In het kader van een vervroegde marktbenadering zijn bij deze maatregel marktpartijen gevraagd om in concurrentie met elkaar
het plan verder uit te werken en te realiseren. Doel van deze vervroegde marktbenadering is om tijdswinst te boeken, te komen
tot besparingen en de creativiteit van de markt optimaal te kunnen benutten.
Tevens heb ik op 21 februari 2011 een projectbeslissing genomen voor de dijkteruglegging bij Lent en € 351 miljoen voor de
uitvoering gereserveerd. Gezien de verwachting dat de maatregel pas na 2015 gereed zal zijn, heb ik de gemeente Nijmegen,
als mogelijke toekomstige realisator, verzocht om de ambitie in de planning vast te houden zodat de benodigde waterstanddaling
zo spoedig mogelijk na 2015 kan worden gerealiseerd.
Ook bij dit besluit is een scopewijziging aan de orde. Doordat de dijkteruglegging bij Lent meer waterstanddaling oplevert
dan in de PKB is opgenomen, kunnen twee maatregelen – de kribverlaging Waalbochten en de obstakelverwijdering Suikerdam en
polderkade naar de Zandberg – worden geschrapt.
Tot slot ben ik op 3 maart 2011 akkoord gegaan met het voorkeursalternatief voor de maatregelen langs de Nederrijn bij de
Doorwerthsche Waarden, Middelwaard, De Tollewaard en Elst. Ook hier is voor een vervroegde marktbenadering gekozen. Voor de
verdere afronding van de planstudie en voor de uitvoering heb ik € 43,4 miljoen gereserveerd.
Rijkscoördinatieregeling
Bijgaand treft u het Besluit tot toepassing van de rijkscoördinatieregeling.1 Dit besluit biedt de mogelijkheid om een rijkscoördinatiebesluit te nemen voor de kribverlagingen langs de Waal en de zomerbedverlaging
Beneden-IJssel. Dit zijn maatregelen in rijkswater, die door het Rijk worden uitgevoerd. Door dit besluit te nemen, kan het
Rijk de benodigde vergunningen en uitvoeringsbesluiten coördineren.

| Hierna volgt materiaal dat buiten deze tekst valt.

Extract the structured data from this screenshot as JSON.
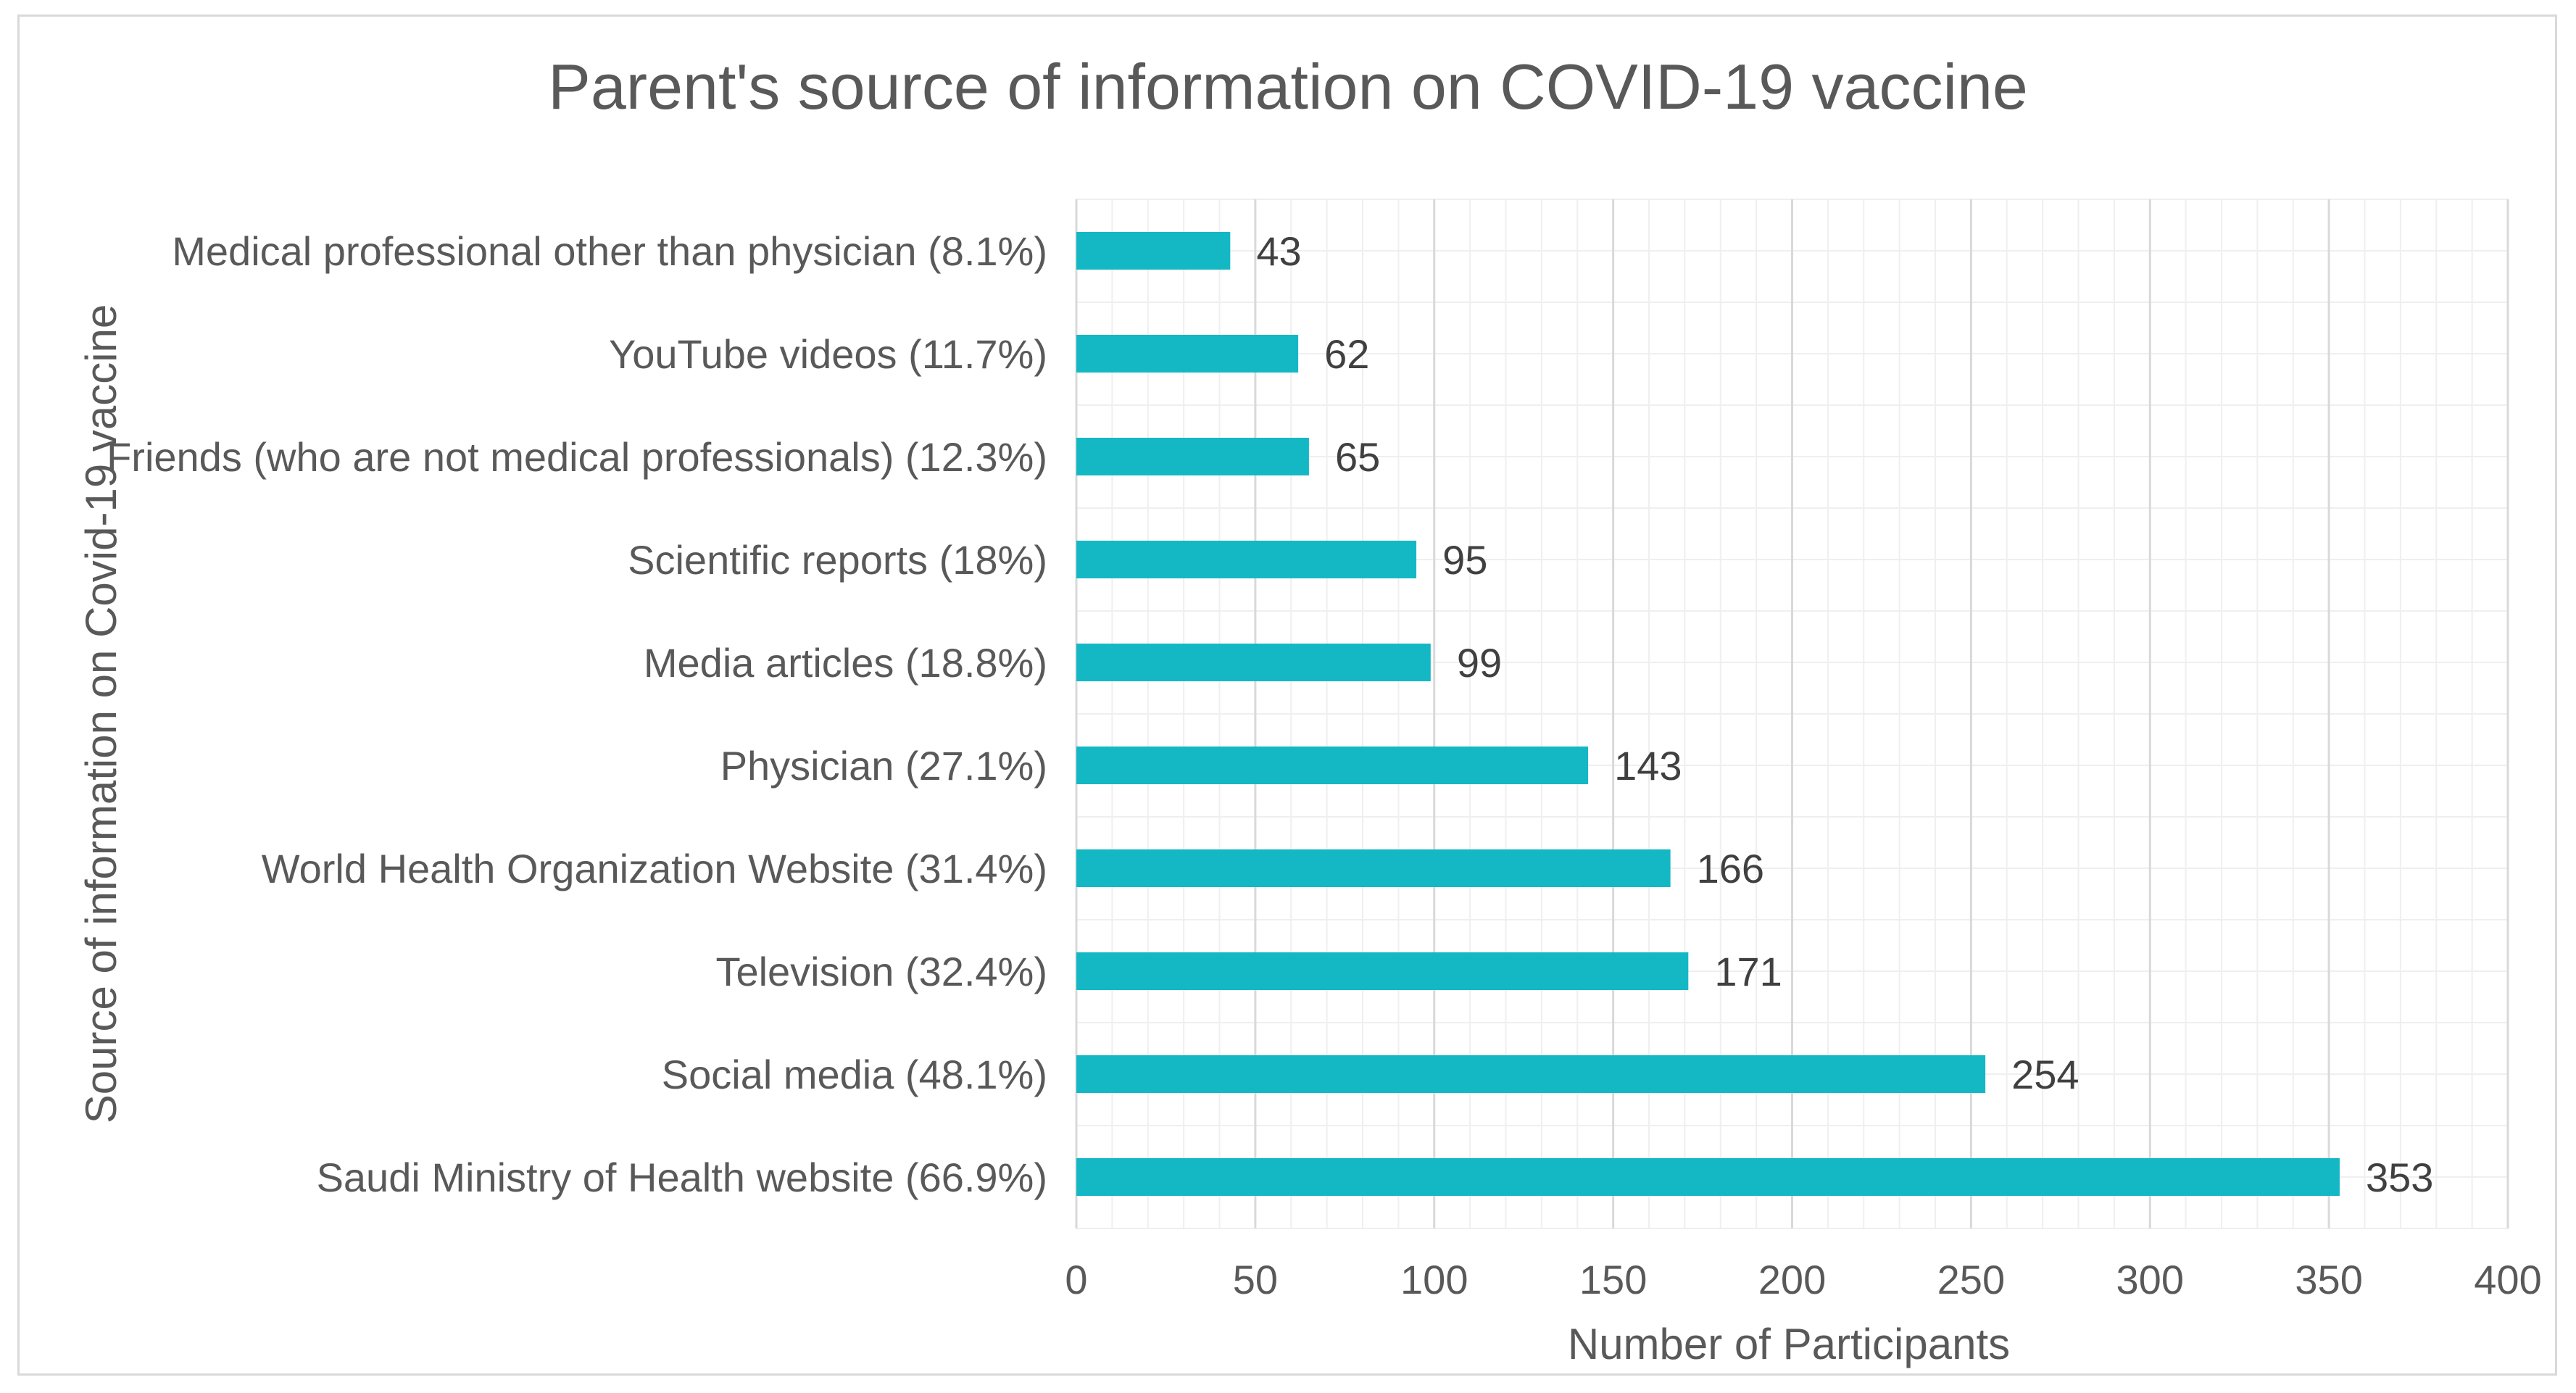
{
  "chart_data": {
    "type": "bar",
    "orientation": "horizontal",
    "title": "Parent's source of information on COVID-19 vaccine",
    "xlabel": "Number of Participants",
    "ylabel": "Source of information on Covid-19 vaccine",
    "xlim": [
      0,
      400
    ],
    "xticks": [
      0,
      50,
      100,
      150,
      200,
      250,
      300,
      350,
      400
    ],
    "minor_step": 10,
    "grid": true,
    "bar_color": "#14b8c4",
    "categories": [
      "Medical professional other than physician (8.1%)",
      "YouTube videos (11.7%)",
      "Friends (who are not medical professionals) (12.3%)",
      "Scientific reports (18%)",
      "Media articles (18.8%)",
      "Physician (27.1%)",
      "World Health Organization Website (31.4%)",
      "Television (32.4%)",
      "Social media (48.1%)",
      "Saudi Ministry of Health website (66.9%)"
    ],
    "values": [
      43,
      62,
      65,
      95,
      99,
      143,
      166,
      171,
      254,
      353
    ]
  }
}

Ook voor de dijkversterkingen uit de PKB die Waterschap Rivierenland uitvoert, wordt op verzoek van het waterschap een rijkscoördinatiebesluit
genomen. Hier wordt tevens een Rijksinpassingsplan vastgesteld, omdat de dijkversterkingen in maar liefst vier provincies
plaatsvinden.
Conform art. 3.35 negende lid van de Wet ruimtelijke ordening wordt het besluit aan beide Kamers van de Staten-Generaal toegezonden.